On Mon, 2005-05-02 at 21:35 -0700, ogjunk-pgjedan(at)YAHOO(dot)COM wrote:

> Query (shows the last 7 dates):
>
> => SELECT DISTINCT date_part('year', uu.add_date), date_part('month',
> uu.add_date), date_part('day', uu.add_date) FROM user_url uu WHERE
> uu.user_id=1 ORDER BY date_part('year', uu.add_date) DESC,
> date_part('month', uu.add_date) DESC, date_part('day', uu.add_date)
> DESC LIMIT 7;
>

i assume add_date is a timestamp, because otherwise you could
ORDER by add_date, and use an index on (desc, add_date):
SELECT DISTINCT .... WHERE uu.user_id=1
ORDER BY uu.user_id DESC ,uu.add_date DESC LIMIT 7;

this will not work for a timestamp add_date

> QUERY PLAN:
...
> Total runtime: 20.313 ms

20 ms does not sound like a big problem.

if 20 ms is really too much for you, and add_date IS a timestamp,
you might think about adding a date column , maintained
by triggers of by your application, and add an index on (user_id, x)

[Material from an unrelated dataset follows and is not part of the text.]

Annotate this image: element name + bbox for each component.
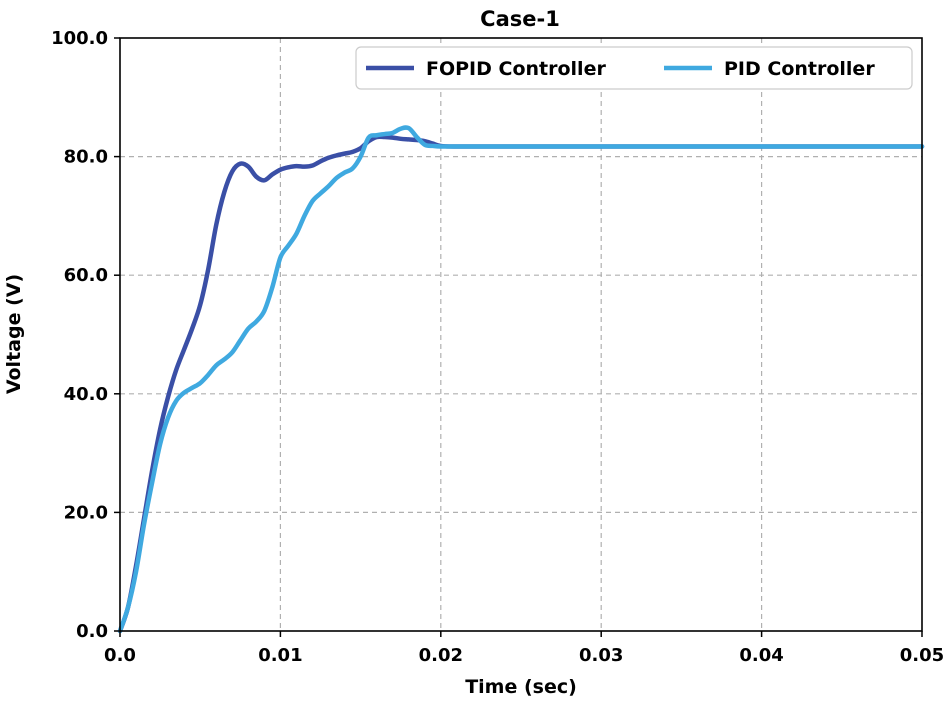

another possibility (total guess) is a functional index
create index func_id_date on user_url(user_id,(add_date::date));
SELECT ... ORDER BY uu.user_id DESC ,uu.add_date::date DESC LIMIT 7;
I have no idea if this will work, or if the planner will use such
an index.

gnari


From: Ezequiel Tolnay <mail(at)etolnay(dot)com(dot)ar>
To: pgsql-sql(at)postgresql(dot)org
Subject: Re: Trimming the cost of ORDER BY in a simple query
Date: 2005-05-03 08:08:23
Message-ID: d57bhc$2nfr$1@news.hub.org
Views: Raw Message | Whole Thread | Download mbox | Resend email
Lists: pgsql-sql

Ragnar Hafstað wrote:
> another possibility (total guess) is a functional index
> create index func_id_date on user_url(user_id,(add_date::date));
> SELECT ... ORDER BY uu.user_id DESC ,uu.add_date::date DESC LIMIT 7;
> I have no idea if this will work, or if the planner will use such
> an index.
To make sure the index is used you could build the query using a
subquery like this:

SELECT DISTINCT date_part('year', add_date), date_part('month',
add_date), date_part('day', add_date)
FROM (
SELECT uu.add_date::date as add_date
FROM user_url uu
GROUP BY uu.user_id, uu.add_date
HAVING uu.user_id=1
ORDER BY uu.add_date::date DESC
LIMIT 7
) x;

Perhaps a select distinct instead of the group by in the subquery would
make use the index?

Cheers,

Ezequiel Tolnay


From: Harald Fuchs <use_reply_to(at)protecting(dot)net>
To: pgsql-sql(at)postgresql(dot)org
Subject: Re: Trimming the cost of ORDER BY in a simple query
Date: 2005-05-03 10:59:48
Message-ID: puu0lk60d7.fsf@srv.protecting.net
Views: Raw Message | Whole Thread | Download mbox | Resend email
Lists: pgsql-sql

In article <1115104938(dot)5853(dot)25(dot)camel(at)localhost(dot)localdomain>,
Ragnar Hafstað <gnari(at)simnet(dot)is> writes:

> 20 ms does not sound like a big problem.

> if 20 ms is really too much for you, and add_date IS a timestamp,
> you might think about adding a date column , maintained
> by triggers of by your application, and add an index on (user_id, x)

Maybe a functional index on "date_trunc('day', add_date)" would be helpful?